The strings are attached to a horizontal support and tied to a bob. The forces acting on the bob must be the tensions in the strings and the force of gravity. Forces can be resolved into their components in perpendicular directions. Using Newton’s second law and making equations for forces acting in x-direction and y-direction, we can calculate the ratio by solving the equations and using properties of right-angled triangles.

Formulae used:
${{T}_{1}}\cos \theta +{{T}_{2}}\sin \theta =mg$
$\dfrac{{{T}_{1}}}{{{T}_{2}}}=\cot \theta$
$\cot \theta =\dfrac{\cos \theta }{\sin \theta }$

Complete step-by-step solution:

Given, two strings are tied to a bob. The system of strings and bob is isolated. Tension is a pulling force that acts along the axis. It operates in continuous objects like strings, rods, etc.
Resolving the forces acting on the system, we get,

Since the triplet of $3cm,\,4cm\,,\,5cm$ is a Pythagorean triplet, therefore, $\angle BAC={{90}^{o}}$.

For forces acting in the y-direction,
${{T}_{1}}\cos \theta +{{T}_{2}}\sin \theta -mg=0$
$\Rightarrow {{T}_{1}}\cos \theta +{{T}_{2}}\sin \theta =mg$ - (1)

For forces acting in the x-direction,
${{T}_{1}}\sin \theta ={{T}_{2}}\cos \theta$
$\therefore \dfrac{{{T}_{1}}}{{{T}_{2}}}=\cot \theta$ - (2)

We know that
$\cot \theta =\dfrac{\cos \theta }{\sin \theta }$ - (3)

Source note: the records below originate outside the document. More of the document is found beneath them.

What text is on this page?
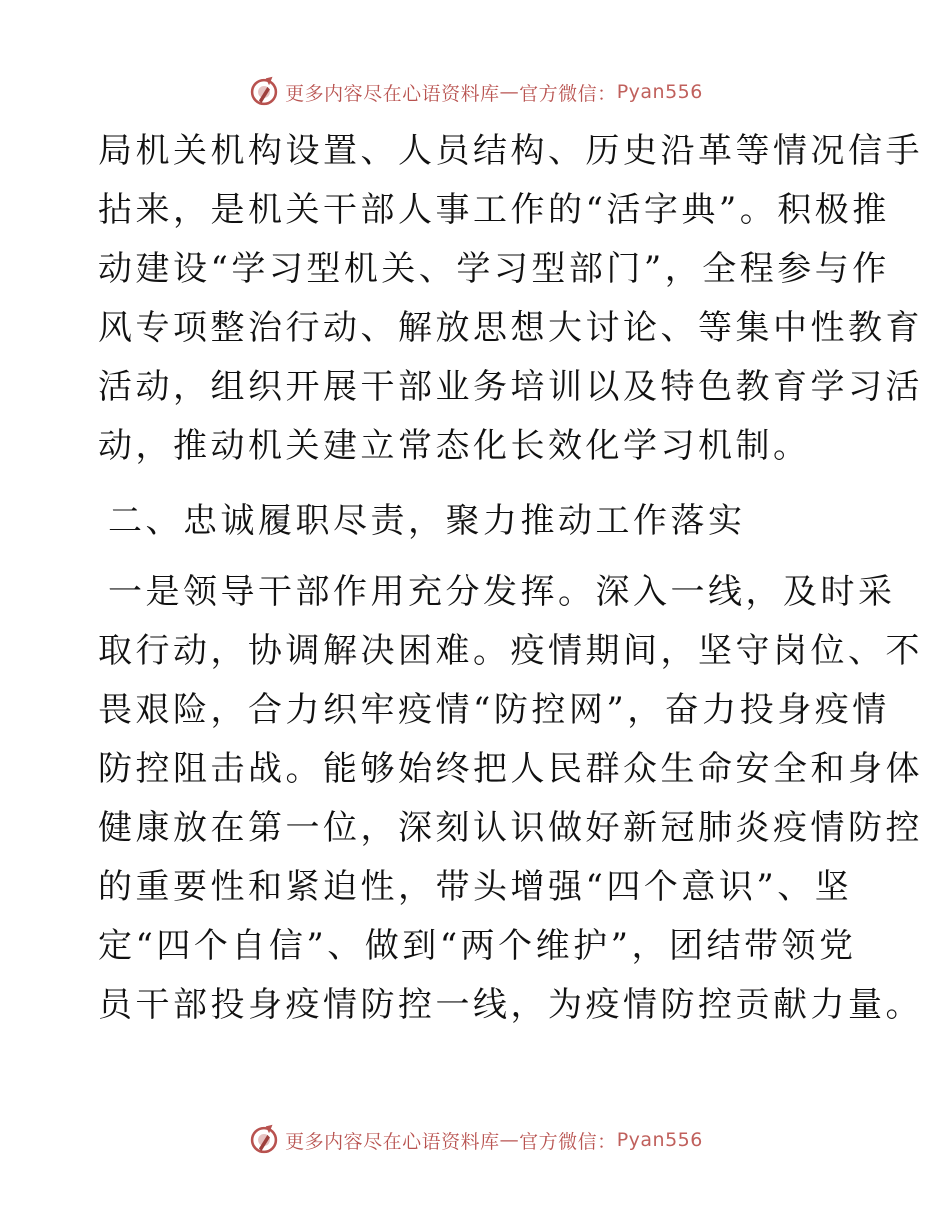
更多内容尽在心语资料库 — 官方微信： Pyan556
局机关机构设置、人员结构、历史沿革等情况信手
拈来，是机关干部人事工作的“活字典”。积极推
动建设“学习型机关、学习型部门”，全程参与作
风专项整治行动、解放思想大讨论、等集中性教育
活动，组织开展干部业务培训以及特色教育学习活
动，推动机关建立常态化长效化学习机制。
二、忠诚履职尽责，聚力推动工作落实
一是领导干部作用充分发挥。深入一线，及时采
取行动，协调解决困难。疫情期间，坚守岗位、不
畏艰险，合力织牢疫情“防控网”，奋力投身疫情
防控阻击战。能够始终把人民群众生命安全和身体
健康放在第一位，深刻认识做好新冠肺炎疫情防控
的重要性和紧迫性，带头增强“四个意识”、坚
定“四个自信”、做到“两个维护”，团结带领党
员干部投身疫情防控一线，为疫情防控贡献力量。
更多内容尽在心语资料库 — 官方微信： Pyan556
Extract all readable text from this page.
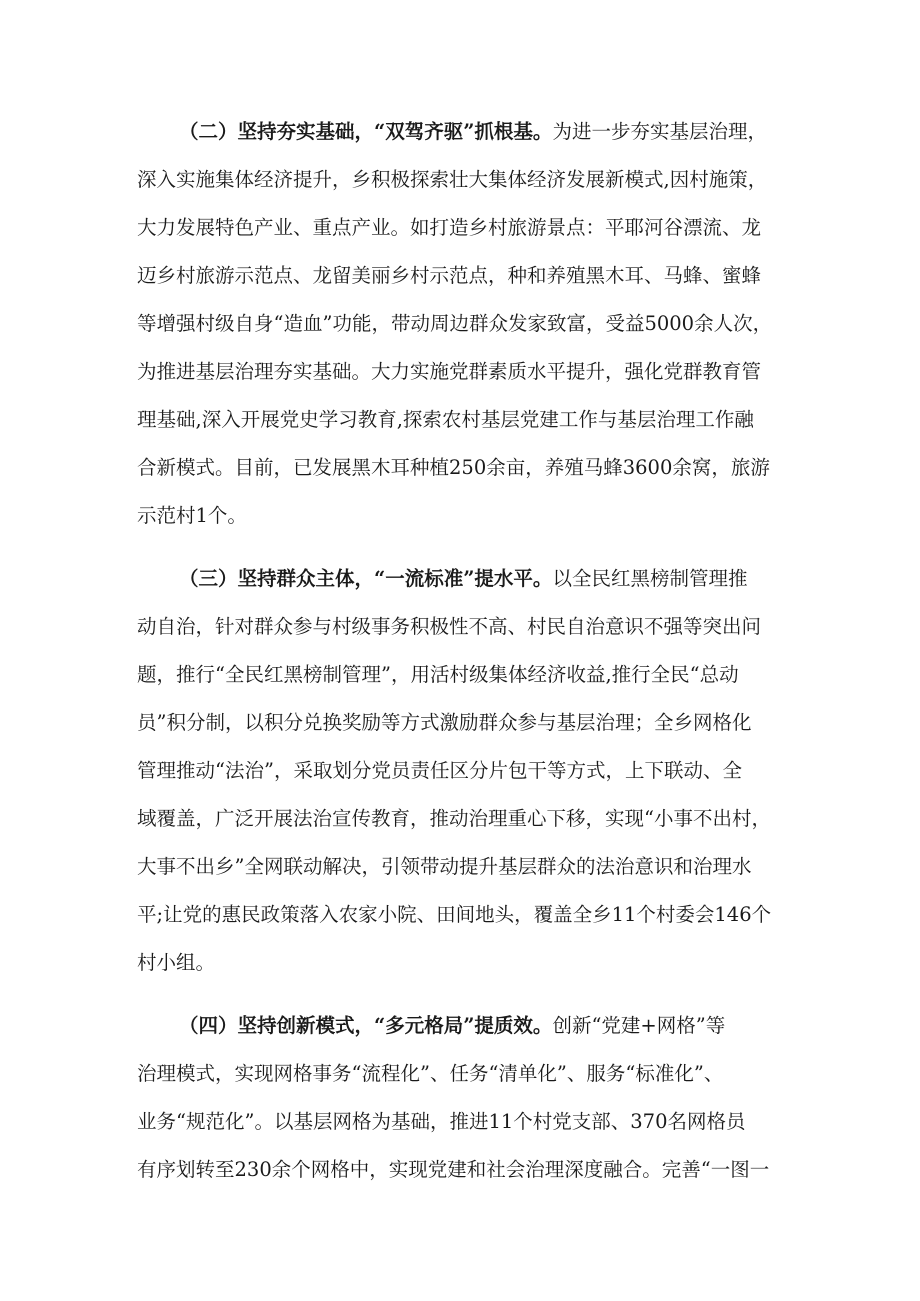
（二）坚持夯实基础，“双驾齐驱”抓根基。为进一步夯实基层治理，
深入实施集体经济提升，乡积极探索壮大集体经济发展新模式,因村施策，
大力发展特色产业、重点产业。如打造乡村旅游景点：平耶河谷漂流、龙
迈乡村旅游示范点、龙留美丽乡村示范点，种和养殖黑木耳、马蜂、蜜蜂
等增强村级自身“造血”功能，带动周边群众发家致富，受益5000余人次，
为推进基层治理夯实基础。大力实施党群素质水平提升，强化党群教育管
理基础,深入开展党史学习教育,探索农村基层党建工作与基层治理工作融
合新模式。目前，已发展黑木耳种植250余亩，养殖马蜂3600余窝，旅游
示范村1个。
（三）坚持群众主体，“一流标准”提水平。以全民红黑榜制管理推
动自治，针对群众参与村级事务积极性不高、村民自治意识不强等突出问
题，推行“全民红黑榜制管理”，用活村级集体经济收益,推行全民“总动
员”积分制，以积分兑换奖励等方式激励群众参与基层治理；全乡网格化
管理推动“法治”，采取划分党员责任区分片包干等方式，上下联动、全
域覆盖，广泛开展法治宣传教育，推动治理重心下移，实现“小事不出村，
大事不出乡”全网联动解决，引领带动提升基层群众的法治意识和治理水
平;让党的惠民政策落入农家小院、田间地头，覆盖全乡11个村委会146个
村小组。
（四）坚持创新模式，“多元格局”提质效。创新“党建+网格”等
治理模式，实现网格事务“流程化”、任务“清单化”、服务“标准化”、
业务“规范化”。以基层网格为基础，推进11个村党支部、370名网格员
有序划转至230余个网格中，实现党建和社会治理深度融合。完善“一图一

$\begin{aligned} & \Delta ABD \\\ & \cos \theta =\dfrac{AD}{3} \\\ \end{aligned}$
$\begin{aligned} & \Delta ACD \\\ & \sin \theta =\dfrac{AD}{4} \\\ \end{aligned}$

Substituting the above values in eq (3), we have,
$\begin{aligned} & \cot \theta =\dfrac{\dfrac{AD}{3}}{\dfrac{AD}{4}} \\\ & \Rightarrow \cot \theta =\dfrac{4}{3} \\\ \end{aligned}$

Substituting in eq (2), we get,
$\therefore \dfrac{{{T}_{1}}}{{{T}_{2}}}=\dfrac{4}{3}$

Therefore, the ratio of the tension in the strings is $\dfrac{4}{3}$. Hence, the correct option is (A).

Note:
Pythagorean triplet is a set of three numbers that obey the Pythagoras theorem. When a perpendicular is dropped from the opposite vertex to the hypotenuse, it divides it into two equal parts so it meets it at the midpoint. Forces acting in the opposite direction are subtracted. By Newton’s third law, tension acts equal and opposite on the string as well as on the object attached to it.